SPD wurde zunächst von Satoru Iwata selbst geleitet, bis er Shinya Takahashi zum General Manager ernannte. Gegründet wurde SPD mit dem Ziel, EAD zu entlasten. Fortan war Miyamotos Abteilung einzig und allein für interne Spieleprojekte zuständig, während SPD die Kooperation mit allen externen Studios übernahm. Doch auch die Struktur der EAD-Abteilung krempelte Iwata damals um. Die zuvor ziemlich ungeordnete Anhäufung talentierter Spieleentwickler wurde nun in fünf Unterabteilungen gegliedert. Jedes dieser Teams bekam einen eigenen Produzenten zur Seite gestellt, um an eigenen Projekten zu arbeiten, während Miyamoto und sein langjähriger Kollege Takashi Tezuka die Gesamtleitung über sämtliche EAD-Teams inne hatten.

Außerdem wurde 2003 eine zweite EAD-Niederlassung in Tokyo gegründet, die zunächst aus einem, ab 2007 aus zwei und seit 2013 schließlich aus drei Teams bestand. Iwatas EAD-Umstrukturierung von 2005 machte die Abteilung viel dynamischer und flexibler, sodass diese an mehr Spielen gleichzeitig arbeiten konnte. Denn nur die Entwicklungsleiter waren den einzelnen EAD-Abteilungen fest zugeordnet; Programmierer, Grafiker, Komponisten und weitere wurden je nach Bedarf zwischen den vielen Projekten ausgetauscht. Wenn EAD 3 also etwa ein neues „Zelda“ entwickelte, wurden dem Team entsprechend viele Mitarbeiter zugewiesen, während andere Gruppen, die vielleicht gerade nur an Prototypen arbeiteten, ausgedünnt wurden.

Das Team für besondere Angelegenheiten

Nach Iwatas Umstrukturierung von 2005 bestand der R&D-Bereich bei Nintendo aus fünf Abteilungen. RED schuf Nintendo DS lite, DSi und 3DS, IRD zeichnete für Wii und Wii U verantwortlich, EAD entwickelte munter eine Vielzahl von Spielen und SPD hatte bei allen übrigen Nintendo-Spielen seine Finger im Spiel.
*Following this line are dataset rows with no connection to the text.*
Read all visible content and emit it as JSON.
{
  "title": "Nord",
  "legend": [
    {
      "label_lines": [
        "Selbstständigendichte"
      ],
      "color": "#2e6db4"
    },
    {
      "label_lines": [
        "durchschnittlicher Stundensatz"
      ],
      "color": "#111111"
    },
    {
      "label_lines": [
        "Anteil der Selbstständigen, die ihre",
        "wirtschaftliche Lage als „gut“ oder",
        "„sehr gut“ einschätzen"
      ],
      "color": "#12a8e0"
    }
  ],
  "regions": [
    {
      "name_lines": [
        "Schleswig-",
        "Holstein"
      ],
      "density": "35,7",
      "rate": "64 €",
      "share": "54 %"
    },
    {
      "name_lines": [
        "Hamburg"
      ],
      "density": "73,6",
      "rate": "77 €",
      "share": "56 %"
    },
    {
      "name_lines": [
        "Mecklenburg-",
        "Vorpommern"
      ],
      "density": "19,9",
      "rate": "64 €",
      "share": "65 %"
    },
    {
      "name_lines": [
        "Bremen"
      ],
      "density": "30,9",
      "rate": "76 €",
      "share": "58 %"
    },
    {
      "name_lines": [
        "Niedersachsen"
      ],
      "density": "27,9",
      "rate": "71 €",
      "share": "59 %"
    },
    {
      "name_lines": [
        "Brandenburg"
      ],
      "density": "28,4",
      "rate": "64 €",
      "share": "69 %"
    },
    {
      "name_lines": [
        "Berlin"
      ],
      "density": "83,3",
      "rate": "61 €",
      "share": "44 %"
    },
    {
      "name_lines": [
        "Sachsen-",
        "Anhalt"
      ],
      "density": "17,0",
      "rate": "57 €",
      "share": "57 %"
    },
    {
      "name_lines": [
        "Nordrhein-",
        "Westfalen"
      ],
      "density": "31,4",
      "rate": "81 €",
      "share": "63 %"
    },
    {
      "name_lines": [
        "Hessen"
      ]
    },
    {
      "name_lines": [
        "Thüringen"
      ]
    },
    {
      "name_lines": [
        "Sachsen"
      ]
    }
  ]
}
Die fünfte Abteilung im Bunde war SP&D, seit 2008 Network Service Development, seit 2011 Network Business & Development und ab 2013 System Development Division (SDD). Dieses fünfte R&D-Team ist nicht zuletzt wegen der vielen Umbenennungen und der sterilen Bezeichnungen schwer zu fassen. Es hat aber wichtige Rollen inne: Es ist zuständig für die Programmierung von Betriebssystemen, Engines und Entwicklungsumgebungen, für Nintendos Online-Infrastruktur, das Nintendo Network und die Server-Wartung. Allein über 100 Netzwerk-Techniker sind hier angestellt. Hinzu kommen besondere Hard- und Software-Projekte wie der Pokémon Mini, der Game Boy Advance eReader, der Pokéwalker, Wii-Shop-Kanal, Nintendo eShop oder Miiverse.

Das Nintendo Kyoto Research Center beherbergte unter anderem die SPD-Abteilung.

Exkurs: Nintendos übrige Studios

Die Armada an zum Nintendo-Konzern gehörenden R&D-Teams und Studios geht natürlich noch etwas weiter; die übrigen Unternehmen seien nun hier der Vollständigkeit halber erwähnt. In Amerika existieren das 1998 gegründete Nintendo Software Technology (NST) („Metroid Prime Hunters“, „Mario vs. Donkey Kong”) sowie Nintendo Technology Development (NTD), das auch bei der Konsolen-Entwicklung mitmischt. Indes gibt es in Frankreich Nintendo European Research & Development (NERD), das Middleware und andere Technologien bereitstellt. Reine Spielestudios indes sind 1-UP Studios, Monolith Soft, Nd Cube und Retro Studios. Alle anderen für Nintendo tätigen Studios, etwa HAL Laboratory oder Intelligent System gehören nicht direkt dem Konzern an.

Die zweite Umstrukturierung: Iwata krempelt Nintendo um

2013 leitete Iwata die zweite große Nintendo-Umstrukturierung seiner Amtszeit ein, die diesmal viel weitreichender war. Am 16. Februar 2013 wurde das Handheld-Team RED mit dem Heimkonsolen-Team IRD fusioniert. Indem nun sämtliche Hardware-Projekte unter dem Namen IRD und Takedas Leitung liefen, sollte die Zusammenarbeit zwischen beiden Teams gestärkt werden. Zugleich heizte dies Spekulationen an, Nintendos nächste Konsole sei ein Handheld-Konsolen-Hybrid.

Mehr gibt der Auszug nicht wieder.